Era um dia de distribuição de peixe "fresco" que, na verdade, era congelado e raro em Kalulu. O ano, que quase se perde na memória, era 1988. Para quem fosse em visita, a vila estava cheia e agitada. Para nós era apenas "dia do peixe fresco" que faria diferença no almoço e na janta durante a semana. A kizaka, a kabwenya e outros condutos vezeiros estariam, por dias, em gozo de férias, dando lugar ao peixe "cozinhado", grelhado e assado, até acabar, pois poucos tinham meios de conservação.
Calhava vez sim, meses nunca, a chegada da câmara frigoríficas com peixe congelado que era distribuído pelas delegações municipais, empresas públicas, empresas privadas reconhecidas pelo governo e destes para as secções e destas aos trabalhadores.

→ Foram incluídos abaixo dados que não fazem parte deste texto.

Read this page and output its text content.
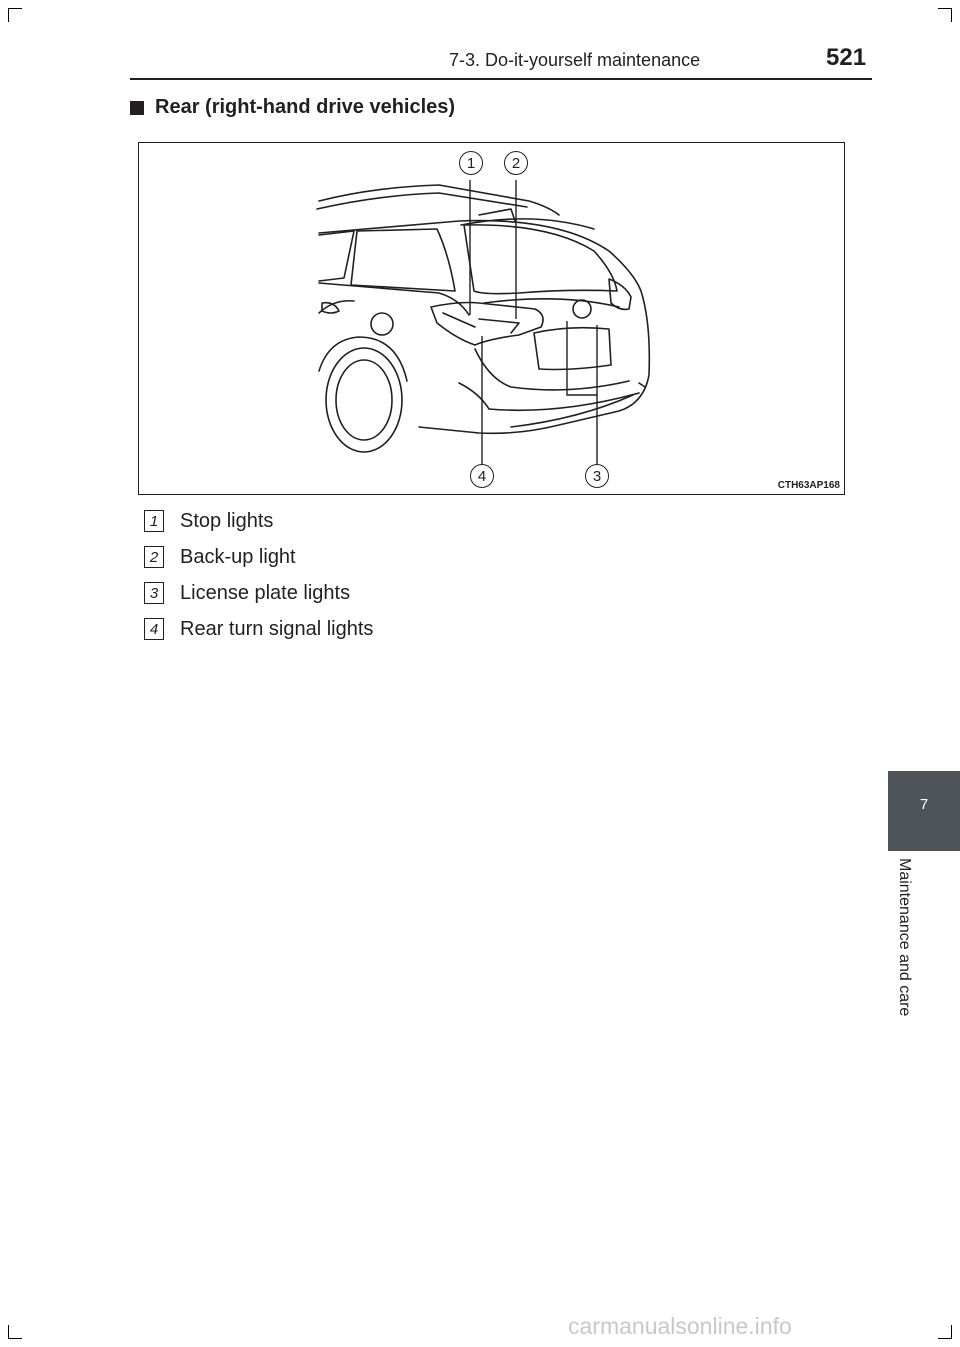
7-3. Do-it-yourself maintenance	521
Rear (right-hand drive vehicles)
1 2
3
4
CTH63AP168
1 Stop lights
2 Back-up light
3 License plate lights
4 Rear turn signal lights
7
Maintenance and care
carmanualsonline.info
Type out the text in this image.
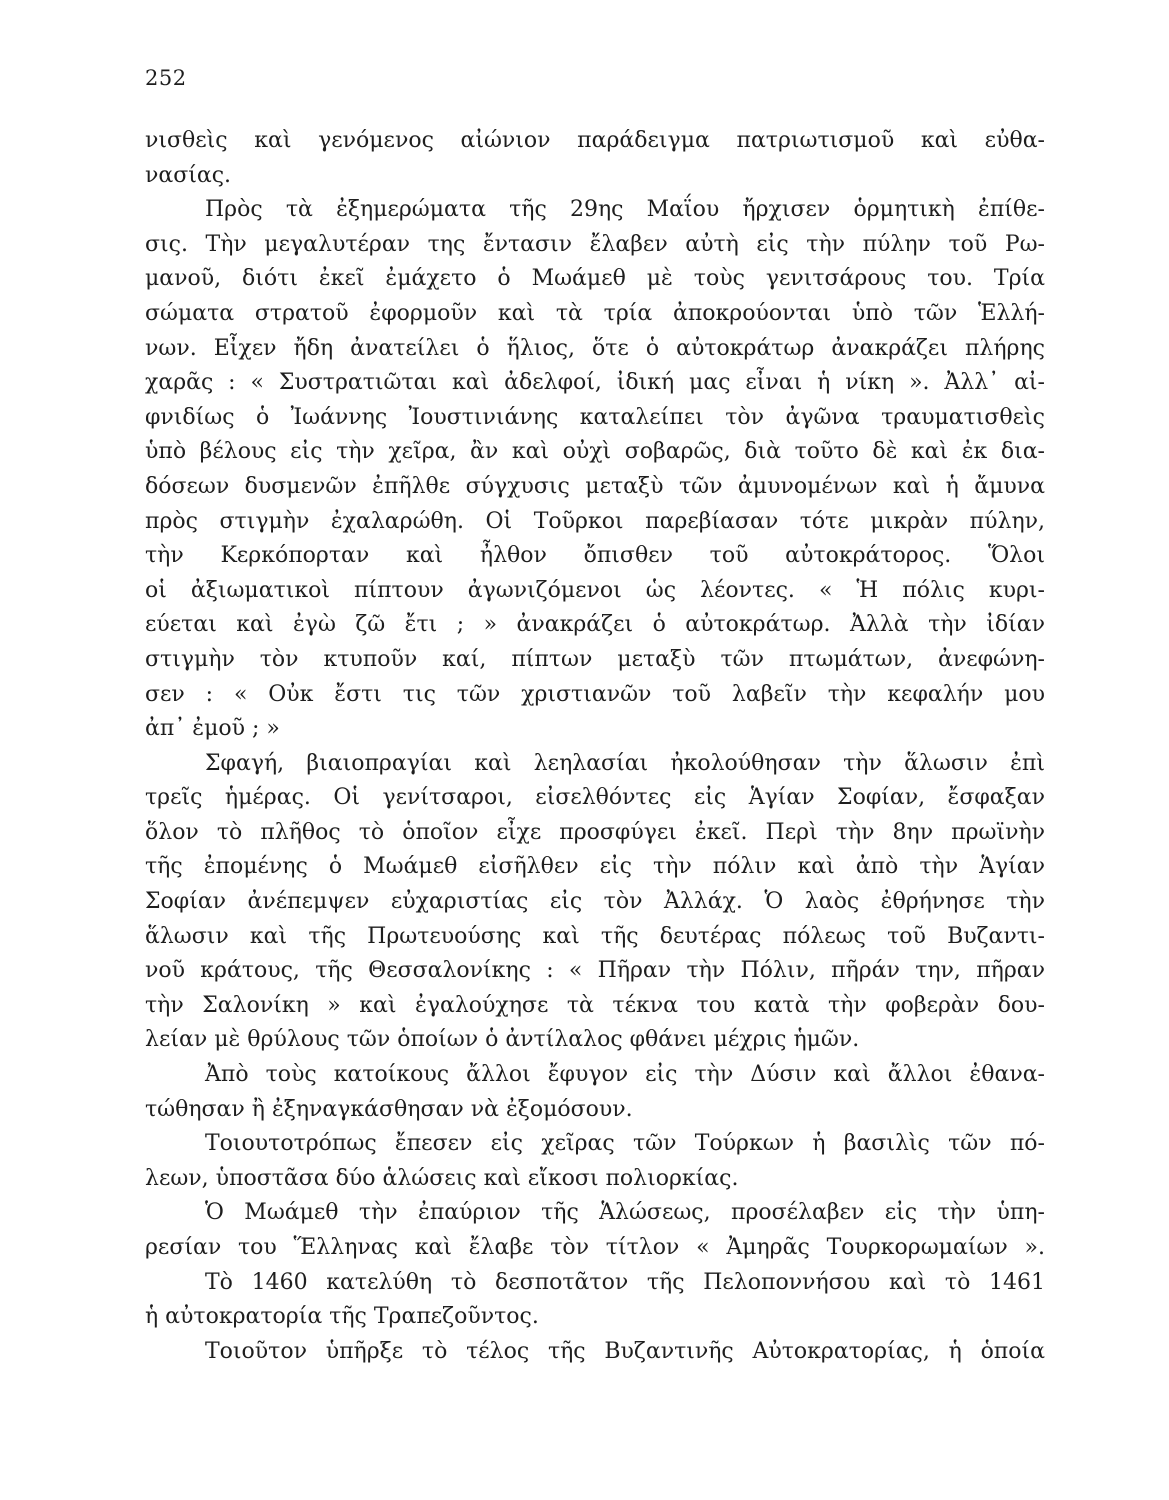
252
νισθεὶς καὶ γενόμενος αἰώνιον παράδειγμα πατριωτισμοῦ καὶ εὐθα-
νασίας.
Πρὸς τὰ ἐξημερώματα τῆς 29ης Μαΐου ἤρχισεν ὁρμητικὴ ἐπίθε-
σις. Τὴν μεγαλυτέραν της ἔντασιν ἔλαβεν αὐτὴ εἰς τὴν πύλην τοῦ Ρω-
μανοῦ, διότι ἐκεῖ ἐμάχετο ὁ Μωάμεθ μὲ τοὺς γενιτσάρους του. Τρία
σώματα στρατοῦ ἐφορμοῦν καὶ τὰ τρία ἀποκρούονται ὑπὸ τῶν Ἑλλή-
νων. Εἶχεν ἤδη ἀνατείλει ὁ ἥλιος, ὅτε ὁ αὐτοκράτωρ ἀνακράζει πλήρης
χαρᾶς : « Συστρατιῶται καὶ ἀδελφοί, ἰδική μας εἶναι ἡ νίκη ». Ἀλλ᾽ αἰ-
φνιδίως ὁ Ἰωάννης Ἰουστινιάνης καταλείπει τὸν ἀγῶνα τραυματισθεὶς
ὑπὸ βέλους εἰς τὴν χεῖρα, ἂν καὶ οὐχὶ σοβαρῶς, διὰ τοῦτο δὲ καὶ ἐκ δια-
δόσεων δυσμενῶν ἐπῆλθε σύγχυσις μεταξὺ τῶν ἀμυνομένων καὶ ἡ ἄμυνα
πρὸς στιγμὴν ἐχαλαρώθη. Οἱ Τοῦρκοι παρεβίασαν τότε μικρὰν πύλην,
τὴν Κερκόπορταν καὶ ἦλθον ὄπισθεν τοῦ αὐτοκράτορος. Ὅλοι
οἱ ἀξιωματικοὶ πίπτουν ἀγωνιζόμενοι ὡς λέοντες. « Ἡ πόλις κυρι-
εύεται καὶ ἐγὼ ζῶ ἔτι ; » ἀνακράζει ὁ αὐτοκράτωρ. Ἀλλὰ τὴν ἰδίαν
στιγμὴν τὸν κτυποῦν καί, πίπτων μεταξὺ τῶν πτωμάτων, ἀνεφώνη-
σεν : « Οὐκ ἔστι τις τῶν χριστιανῶν τοῦ λαβεῖν τὴν κεφαλήν μου
ἀπ᾽ ἐμοῦ ; »
Σφαγή, βιαιοπραγίαι καὶ λεηλασίαι ἠκολούθησαν τὴν ἅλωσιν ἐπὶ
τρεῖς ἡμέρας. Οἱ γενίτσαροι, εἰσελθόντες εἰς Ἁγίαν Σοφίαν, ἔσφαξαν
ὅλον τὸ πλῆθος τὸ ὁποῖον εἶχε προσφύγει ἐκεῖ. Περὶ τὴν 8ην πρωϊνὴν
τῆς ἐπομένης ὁ Μωάμεθ εἰσῆλθεν εἰς τὴν πόλιν καὶ ἀπὸ τὴν Ἁγίαν
Σοφίαν ἀνέπεμψεν εὐχαριστίας εἰς τὸν Ἀλλάχ. Ὁ λαὸς ἐθρήνησε τὴν
ἅλωσιν καὶ τῆς Πρωτευούσης καὶ τῆς δευτέρας πόλεως τοῦ Βυζαντι-
νοῦ κράτους, τῆς Θεσσαλονίκης : « Πῆραν τὴν Πόλιν, πῆράν την, πῆραν
τὴν Σαλονίκη » καὶ ἐγαλούχησε τὰ τέκνα του κατὰ τὴν φοβερὰν δου-
λείαν μὲ θρύλους τῶν ὁποίων ὁ ἀντίλαλος φθάνει μέχρις ἡμῶν.
Ἀπὸ τοὺς κατοίκους ἄλλοι ἔφυγον εἰς τὴν Δύσιν καὶ ἄλλοι ἐθανα-
τώθησαν ἢ ἐξηναγκάσθησαν νὰ ἐξομόσουν.
Τοιουτοτρόπως ἔπεσεν εἰς χεῖρας τῶν Τούρκων ἡ βασιλὶς τῶν πό-
λεων, ὑποστᾶσα δύο ἁλώσεις καὶ εἴκοσι πολιορκίας.
Ὁ Μωάμεθ τὴν ἐπαύριον τῆς Ἁλώσεως, προσέλαβεν εἰς τὴν ὑπη-
ρεσίαν του Ἕλληνας καὶ ἔλαβε τὸν τίτλον « Ἀμηρᾶς Τουρκορωμαίων ».
Τὸ 1460 κατελύθη τὸ δεσποτᾶτον τῆς Πελοποννήσου καὶ τὸ 1461
ἡ αὐτοκρατορία τῆς Τραπεζοῦντος.
Τοιοῦτον ὑπῆρξε τὸ τέλος τῆς Βυζαντινῆς Αὐτοκρατορίας, ἡ ὁποία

O autor desta prosa vivia com um primo professor primário na escola nº 3, na Banza de Kalulu. Por isso, estando ele a ministrar aulas, orientou o "irmão", que já era conhecido dos colegas, para ir à fila e receber as unidades que lhe eram "de direito". Vivia-se ainda o tempo da igualdade entre os iguais, embora havendo já diferença entre os que se mostravam diferentes do "povo em geral".
Quem vai hoje a Kalulu, encontra, depois da Pensão da Tia Ká uma entrada. Era um largo quintal onde estacionava o camião frigorífico em que eram retiradas as caixas de carapau congelado, distribuído às delegações municipais, administrações comunais e outros organismos públicos e privados. Recebidas as malas, encontravam-se outros espaços para o retalho equitativo pelos
trabalhadores, salvaguardo o estômago largo dos delegados, comissários, chefes de secções e outros que recebiam mais do que a maioria.
Como em todos os tempos, Kalulu já tinha os pequenos "gregos" que andavam com uns artefactos de madeira com um um pico de metal com que "pescavam" nos locais de distribuição. Fazia sol e um pouco de poeira. Um dos grupos que procedia a abertura das malas de peixe congelado e distribuição unitária abrigava-se no passeio, debaixo da consola do edifício que comportava a EDIL (foto), hoje Pensão e restaurante. À frente estava o PCU (Posto Comando Unificado), cujas instalações acolhem o comando municipal da polícia.
Um rapaz desconhecido controlou a desatenção dos distribuidores e receptores de carapau e, sem ser visto, pescou com o seu artefacto um peixe, colocando-se em fuga no meio da multidão.
Um kota, daqueles reguilas que não gostava de perder nenhuma contenda, pôs-se ao encalce do rapaz, desferindo-lhe um veloz pontapé que falhou no menino e acertou no vazio. O sapato, único do dikota, que era funcionário público, voou e encontrou descanso no cimo da laje consola. As horas que se seguiram foram para o mwadyakime encontrar uma escada que lhe permitisse reaver o pé direito do sapato castanho.
A rapaziada "pescadora" ficou dividida entre o olho no peixe e a estiga ao kota que perdera o sapato camossim por causa de um carapau. De lá em diante, os "sapatos de recreio com duas flores", que vinham da Jugoslávia, passaram a ser chamados "carapau".